BigramMatrix <- TermDocumentMatrix(corpus, control = list(tokenize = BiTokenizer))

TrigramMatrix <- TermDocumentMatrix(corpus, control = list(tokenize = TriTokenizer))

UnigramMatrix <- removeSparseTerms(UnigramMatrix, 0.99)
BigramMatrix <- removeSparseTerms(BigramMatrix, 0.99)
TrigramMatrix <- removeSparseTerms(TrigramMatrix, 0.999)

Basic metadata about each TDM is shown for each one:

The “Unigram-Matrix”

## <<TermDocumentMatrix (terms: 182, documents: 333667)>>
## Non-/sparse entries: 1963071/58764323
## Sparsity           : 97%
## Maximal term length: 9
## Weighting          : term frequency (tf)

The “Bigram-Matrix”

## <<TermDocumentMatrix (terms: 55, documents: 333667)>>
## Non-/sparse entries: 329466/18022219
## Sparsity           : 98%
## Maximal term length: 10
## Weighting          : term frequency (tf)

The “Trigram-Matrix”

## <<TermDocumentMatrix (terms: 144, documents: 333667)>>
## Non-/sparse entries: 82604/47965444
## Sparsity           : 100%
## Maximal term length: 20
## Weighting          : term frequency (tf)

Exploratory Analysis

Using the previous n-gram matrices, the most common n-gram terms are filtered using the findFreqTerms function:

Freq1 <- findFreqTerms(UnigramMatrix,lowfreq = 50)
Freq2 <- findFreqTerms(BigramMatrix,lowfreq = 50)
Freq3 <- findFreqTerms(TrigramMatrix,lowfreq = 50)

The function shown below is used to calculate the frequency count for every term in the Term Document Matrices.
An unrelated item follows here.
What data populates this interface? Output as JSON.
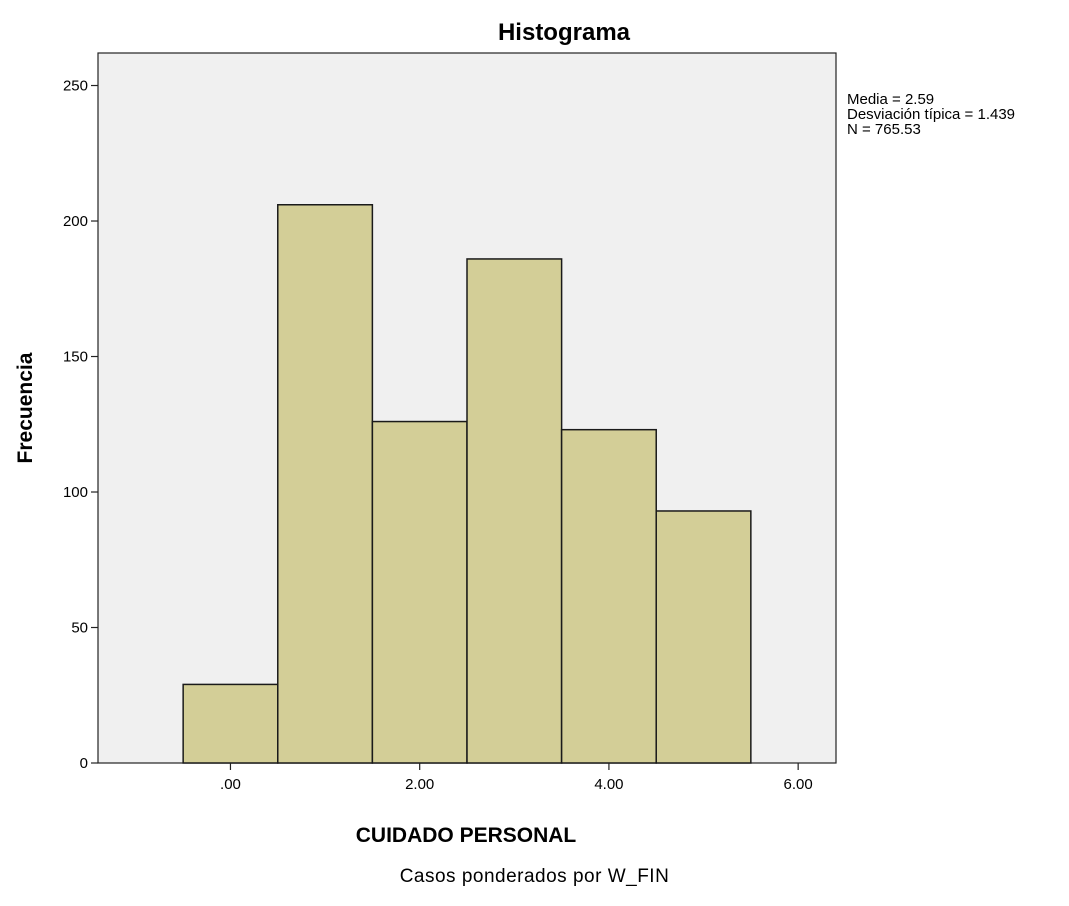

NGramDF <- function (termdocmat, freqMat){
    s1 <- rowSums(as.matrix(termdocmat[freqMat, ]))
    s1 <- data.frame(NGram=names(s1), frequency=s1)
    s1 <- s1[order(s1$frequency, decreasing = TRUE),]
    return(s1)
}

Using each data frame containing the n-gram term and its associated frequency, the following tables are generated:\

The most common unigrams (with associated frequency):

	NGram	frequency
the	the	293,499
and	and	158,187
you	you	84,657
for	for	76,984
that	that	71,407
with	with	48,197

The most common bigrams (with associated frequency):

	NGram	frequency
of the	of the	25,709
in the	in the	24,579
for the	for the	13,750
to the	to the	13,380
on the	on the	12,958
to be	to be	12,031

The most common trigrams (with associated frequency):

	NGram	frequency
thanks for the	thanks for the	2,383
one of the	one of the	2,170
a lot of	a lot of	1,890
i want to	i want to	1,334
to be a	to be a	1,323
going to be	going to be	1,286

Finally a plot is generated to visualize and scale every term for every n-gram goup:

A word cloud is plotted to further visualize the data for the most frequent trigrams:

library(RColorBrewer)
wordcloud(words=N3GF$NGram, freq=N3GF$frequency, max.words = 140, random.order = FALSE, rot.per=0.35, colors = brewer.pal(8, "Set1"))

Findings

The most interesting findings about the data are the statistics and metadata generated and shown in this report. It is also interesting to notice that the most common unigrams are in fact “Stopwords”. Since this words could be useful to build a prediction model they are not initially removed. \

Next Steps and Further Development

Build a prediction model that considers the n-gram term as an imput and uses the associated frequency to predict what the user might want to type next.
A list of banned words could be loaded to further filter the dataset.
Build a data product that employs a prediction model and is easy to use for non-data scientists.